У британских историков-вигов с Симоном де Монфором большая проблема: «основатель английской свободы» был иностранцем. Разумеется, его можно представить как «иммигранта», переселившегося из Франции и ставшего, как это часто бывает с иммигрантами, патриотом своей новой Родины. Однако в реальности Симон де Монфор был привязан к Англии ничуть не более, чем к Франции. Он вообще служил не Англии и не Франции, а династическому государству Плантагенетов, где Гасконь была не менее органичной частью, чем Йоркшир. Собственно и его конфликт с королевской властью начался с того, что будучи представителем центра в Гаскони, пытаясь унять своеволие феодалов и навести порядок в городах, он не только не получил ожидаемой поддержки из Лондона, но и был, по существу, предан двором. Именно верность династическому государству предопределила в конечном счете крушение де Монфора. Став фактическим диктатором Англии, он не решился посягнуть на монархию, с которой отчаянно боролся. И дело не только в том, что, будучи человеком Средневековья, он не мог представить себе крупного государства иначе как монархическим, но и в том, что даже смена династии – явление далеко не редкое в тогдашней Европе – была для него невозможна: вместе с Плантагенетами исчезало бы само государство, которому он служил.

Реформа государства не в последнюю очередь оказалась реформой финансового управления. Главное, чего требовала буржуазия растущих городов от монархии, был контроль над налогами и расходами правительства. Именно эта функция для средневековых парламентов была важнейшей. И этого же требовали сто лет спустя французские реформаторы, пытавшиеся поставить под контроль выборных представителей сословий административную и финансовую деятельность парижского двора.

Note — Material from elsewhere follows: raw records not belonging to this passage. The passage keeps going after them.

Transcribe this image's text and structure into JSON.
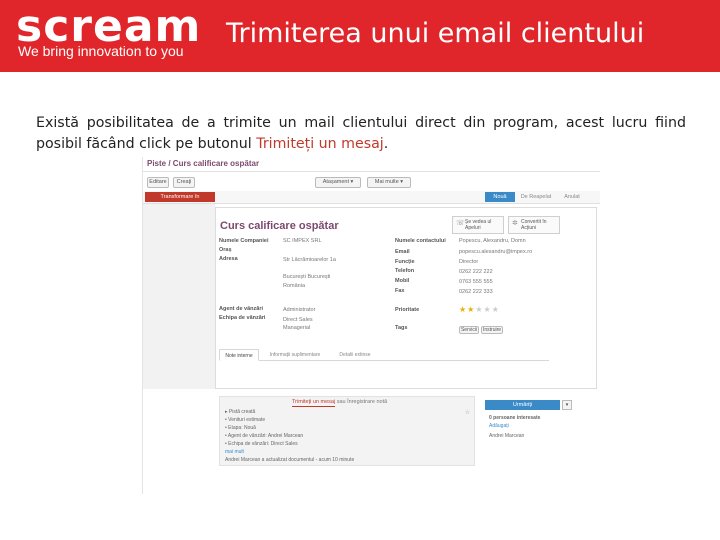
{
  "banner": {
    "logo": "scream",
    "tagline": "We bring innovation to you",
    "title": "Trimiterea unui email clientului",
    "color": "#e0262a"
  },
  "paragraph": {
    "before": "Există posibilitatea de a trimite un mail clientului direct din program, acest lucru fiind posibil făcând click pe butonul ",
    "link": "Trimiteți un mesaj",
    "after": "."
  },
  "screenshot": {
    "breadcrumb": "Piste / Curs calificare ospătar",
    "buttons": [
      "Editare",
      "Creaţi"
    ],
    "actions": [
      "Atașament ▾",
      "Mai multe ▾"
    ],
    "primary_action": "Transformare în Oportunitate",
    "stages": [
      "Nouă",
      "De Reapelat",
      "Anulat"
    ],
    "form_title": "Curs calificare ospătar",
    "smart_buttons": [
      {
        "icon": "phone-icon",
        "text": "Șe vedea ul Apeluri"
      },
      {
        "icon": "gear-icon",
        "text": "Convertit în Acțiuni"
      }
    ],
    "left_fields": [
      {
        "label": "Numele Companiei",
        "value": "SC IMPEX SRL"
      },
      {
        "label": "Oraș",
        "value": ""
      },
      {
        "label": "Adresa",
        "value": "Str Lăcrămioarelor 1a"
      },
      {
        "label": "",
        "value": "București    București"
      },
      {
        "label": "",
        "value": "România"
      },
      {
        "label": "Agent de vânzări",
        "value": "Administrator"
      },
      {
        "label": "Echipa de vânzări",
        "value": "Direct Sales"
      },
      {
        "label": "",
        "value": "Managerial"
      }
    ],
    "right_fields": [
      {
        "label": "Numele contactului",
        "value": "Popescu, Alexandru, Domn"
      },
      {
        "label": "Email",
        "value": "popescu.alexandru@impex.ro"
      },
      {
        "label": "Funcție",
        "value": "Director"
      },
      {
        "label": "Telefon",
        "value": "0262 222 222"
      },
      {
        "label": "Mobil",
        "value": "0763 555 555"
      },
      {
        "label": "Fax",
        "value": "0262 222 333"
      },
      {
        "label": "Prioritate",
        "value": ""
      },
      {
        "label": "Tags",
        "value": ""
      }
    ],
    "tags": [
      "Servicii",
      "Instruire"
    ],
    "priority_stars": 2,
    "priority_max": 5,
    "tabs": [
      "Note interne",
      "Informații suplimentare",
      "Detalii extinse"
    ],
    "chatter_tabs": {
      "send": "Trimiteţi un mesaj",
      "separator": "sau",
      "log": "Înregistrare notă"
    },
    "chatter_lines": [
      "▸ Pistă creată",
      "  • Venituri estimate",
      "  • Etapa: Nouă",
      "  • Agent de vânzări: Andrei Marcean",
      "  • Echipa de vânzări: Direct Sales",
      "mai mult",
      "Andrei Marcean a actualizat documentul - acum 10 minute"
    ],
    "follow_label": "Urmăriți",
    "followers_title": "0 persoane interesate",
    "followers_action": "Adăugați",
    "follower": "Andrei Marcean"
  }
}
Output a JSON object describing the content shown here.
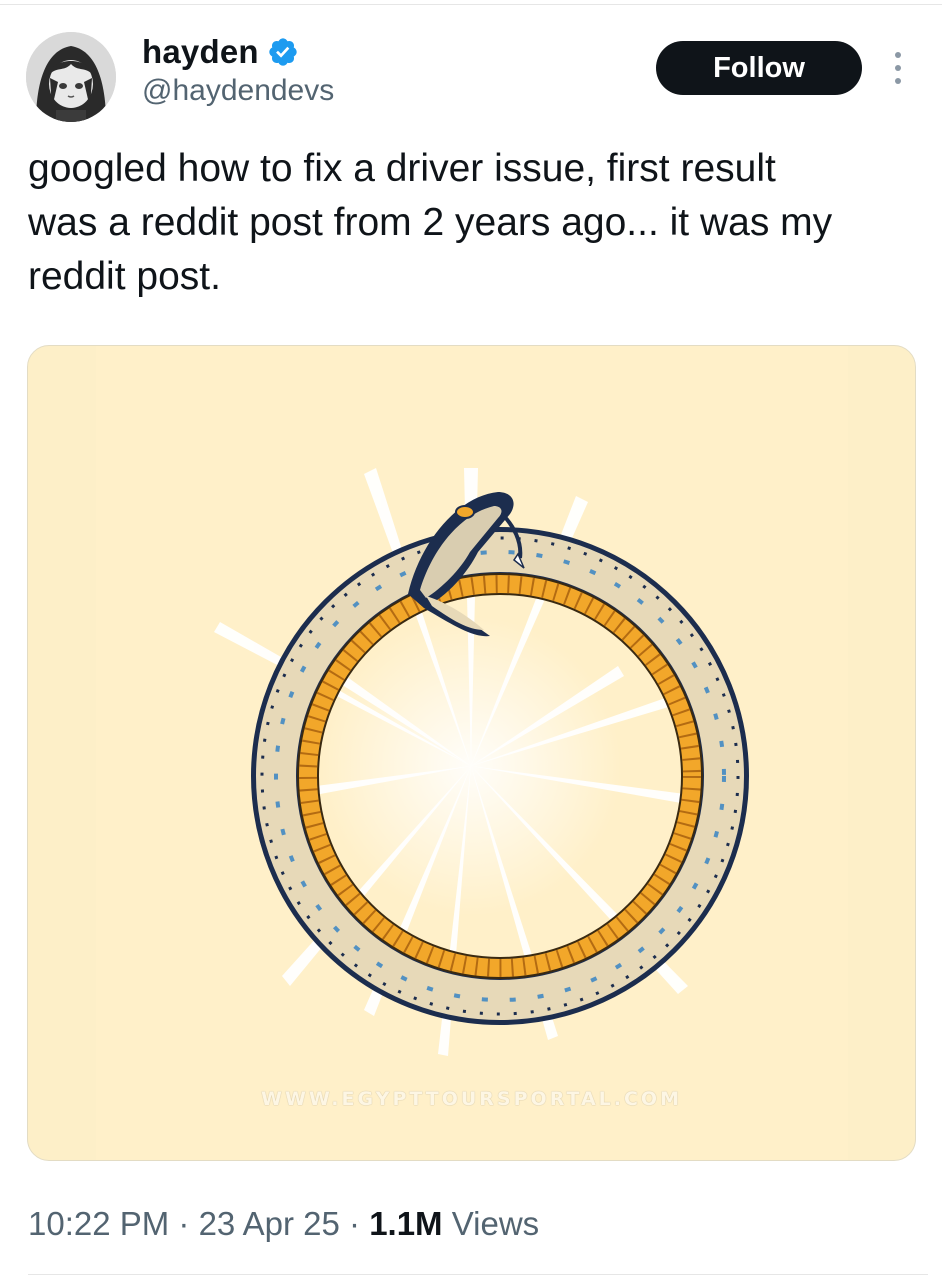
{
  "author": {
    "display_name": "hayden",
    "handle": "@haydendevs",
    "verified_icon": "verified-badge-icon",
    "avatar_icon": "avatar-image"
  },
  "follow_button": {
    "label": "Follow"
  },
  "more_menu": {
    "icon": "vertical-ellipsis-icon"
  },
  "tweet": {
    "text": "googled how to fix a driver issue, first result\nwas a reddit post from 2 years ago... it was my\nreddit post."
  },
  "media": {
    "watermark": "WWW.EGYPTTOURSPORTAL.COM",
    "background_color": "#fff0c9"
  },
  "meta": {
    "time": "10:22 PM",
    "separator_1": " · ",
    "date": "23 Apr 25",
    "separator_2": " · ",
    "views_count": "1.1M",
    "views_label": " Views"
  },
  "colors": {
    "primary_text": "#0f1419",
    "secondary_text": "#536471",
    "verified_blue": "#1d9bf0",
    "follow_bg": "#0f1419"
  }
}
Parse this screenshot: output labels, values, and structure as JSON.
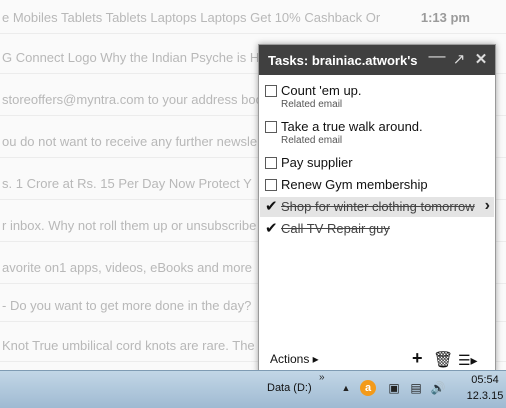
{
  "emails": [
    {
      "text": "e Mobiles Tablets Tablets Laptops Laptops Get 10% Cashback Or",
      "time": "1:13 pm"
    },
    {
      "text": "G Connect Logo Why the Indian Psyche is H",
      "time": ""
    },
    {
      "text": "storeoffers@myntra.com to your address boo",
      "time": ""
    },
    {
      "text": "ou do not want to receive any further newsle",
      "time": ""
    },
    {
      "text": "s. 1 Crore at Rs. 15 Per Day Now Protect Y",
      "time": ""
    },
    {
      "text": "r inbox. Why not roll them up or unsubscribe",
      "time": ""
    },
    {
      "text": "avorite on1 apps, videos, eBooks and more",
      "time": ""
    },
    {
      "text": "- Do you want to get more done in the day?",
      "time": ""
    },
    {
      "text": "Knot True umbilical cord knots are rare. The",
      "time": ""
    }
  ],
  "tasks_panel": {
    "title": "Tasks: brainiac.atwork's ...",
    "tasks": [
      {
        "title": "Count 'em up.",
        "subtitle": "Related email",
        "completed": false
      },
      {
        "title": "Take a true walk around.",
        "subtitle": "Related email",
        "completed": false
      },
      {
        "title": "Pay supplier",
        "subtitle": "",
        "completed": false
      },
      {
        "title": "Renew Gym membership",
        "subtitle": "",
        "completed": false
      },
      {
        "title": "Shop for winter clothing tomorrow",
        "subtitle": "",
        "completed": true,
        "selected": true
      },
      {
        "title": "Call TV Repair guy",
        "subtitle": "",
        "completed": true
      }
    ],
    "footer": {
      "actions_label": "Actions ▸"
    }
  },
  "taskbar": {
    "drive_label": "Data (D:)",
    "time": "05:54",
    "date": "12.3.15"
  },
  "colors": {
    "header_bg": "#404040",
    "taskbar_bg": "#a9c2d8",
    "selected_row": "#e4e4e4"
  }
}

Если развитие денежной экономики позволяло королям создавать на платной основе собственный управленческий аппарат, то, в свою очередь, потребность казны в деньгах видоизменяла жизнь и городов, и деревни. Разделение труда между ними вновь становится движущей силой хозяйственного развития, способствуя технологическим новациям и распространению денег. В советском учебнике по истории Средних веков, изданном в 1960-е годы, внимание детей неизменно привлекала картинка, призванная иллюстрировать раздел о «натуральном хозяйстве»: в сельской кузнице рыцарь примеривал только что изготовленные блестящие латы. Доспехи рыцаря были изображены в соответствии с образцами XV века. Изготовить столь сложное изделие в сельской кузнице, занимавшейся производством подков и ремонтом простейшего сельскохозяйственного инвентаря, было совершенно невозможно. Даже качественную кольчугу могли сделать только специализирующиеся на этой работе профессионалы. Примитивные доспехи, изготавливавшиеся «домашним способом», представляли собой ряды металлических пластинок, нашитых на ткань. Но к XIII веку такое вооружение не давало рыцарю ни надежной защиты, ни даже превосходства над пешими ополченцами.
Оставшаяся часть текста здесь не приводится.